Right now I’m going through a crisis. (It’s about my love life. Don’t ask.) The gist of what I’ve learned from Charles in a dozen years is: in mid-crisis, feel your feet on the ground. Literally. Maybe that sounds simplistic or silly, as silly as walking around with a shoe in your hand. But it brings me back to the body’s awareness, where everything just is, the sublime neutrality on top of which I’ve been busy projecting crises. I still project them, but every time I come back to my feet on the ground (or to my fingers on the keyboard, or the mingled sounds of jets and catbirds that at this moment fill my backyard) the crises become less gripping, more diaphanous, and occasionally they implode into the vapor of insubstantiality that they were all along. As that big blind-numb-deaf spot ceases to be blind, numb, and deaf—as I become present—I find myself not necessarily awakening but at least abiding in awakening’s precondition, living at awakening’s edge.

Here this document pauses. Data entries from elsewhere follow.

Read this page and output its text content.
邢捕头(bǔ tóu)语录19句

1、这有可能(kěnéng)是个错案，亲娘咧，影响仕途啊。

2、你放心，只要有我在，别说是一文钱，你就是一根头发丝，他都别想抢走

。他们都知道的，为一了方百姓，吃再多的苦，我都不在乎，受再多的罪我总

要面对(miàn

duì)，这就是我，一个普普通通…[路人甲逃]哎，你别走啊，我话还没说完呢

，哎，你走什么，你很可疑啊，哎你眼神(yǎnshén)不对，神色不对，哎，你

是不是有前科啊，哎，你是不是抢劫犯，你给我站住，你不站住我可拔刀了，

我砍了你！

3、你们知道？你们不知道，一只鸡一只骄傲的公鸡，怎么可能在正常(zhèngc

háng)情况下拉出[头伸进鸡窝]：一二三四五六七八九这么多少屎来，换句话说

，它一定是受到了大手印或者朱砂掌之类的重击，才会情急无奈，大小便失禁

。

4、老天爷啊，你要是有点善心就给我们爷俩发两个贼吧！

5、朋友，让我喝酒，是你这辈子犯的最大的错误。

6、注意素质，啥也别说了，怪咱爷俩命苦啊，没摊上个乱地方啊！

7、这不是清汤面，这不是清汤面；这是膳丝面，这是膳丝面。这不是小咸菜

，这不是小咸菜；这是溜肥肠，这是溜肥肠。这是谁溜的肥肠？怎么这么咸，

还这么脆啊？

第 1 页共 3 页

There, as everywhere, the key is to just be, and not try to look over the edge. If you do, teachers like Charles are there to deconstruct your anticipation:

The willingness to change is rooted
in the acceptance of what is.
What is can only be present.

The wish to change is rooted
in the what should be, and can only
be made of past or future images.

Willingness to change
doesn’t mean choosing the future.
Rather it means being present

in an open way,
not anticipating
what could happen next,

and not holding on
to what is happening.

The willingness to change
may be the risk to be present
without clinging.

My wife was one of Charles’s most earnest students, attending every Gesture of Awareness workshop and organizing several of them. Along with making art, raising our kids, hosting our local sangha, helping run retreats for a couple of lamas, and providing expert amateur counseling for countless friends, Maggy knew that the most important thing she could do in her life was to walk around a room with her hand on her head, or put her hand on the next person’s elbow, or take her hand away, hearing Charles say, “Just another way of being.” When she was in the hospital dying of cancer, she turned down all offers to have a lama visit her, or to have the Bardo Thödol read to her, replying, “That’s not my practice. My practice is being present.” She had done her homework and was ready for the exam. As one calamity after another descended upon her body, she looked up at me from the bed and said, “Just another way of being.”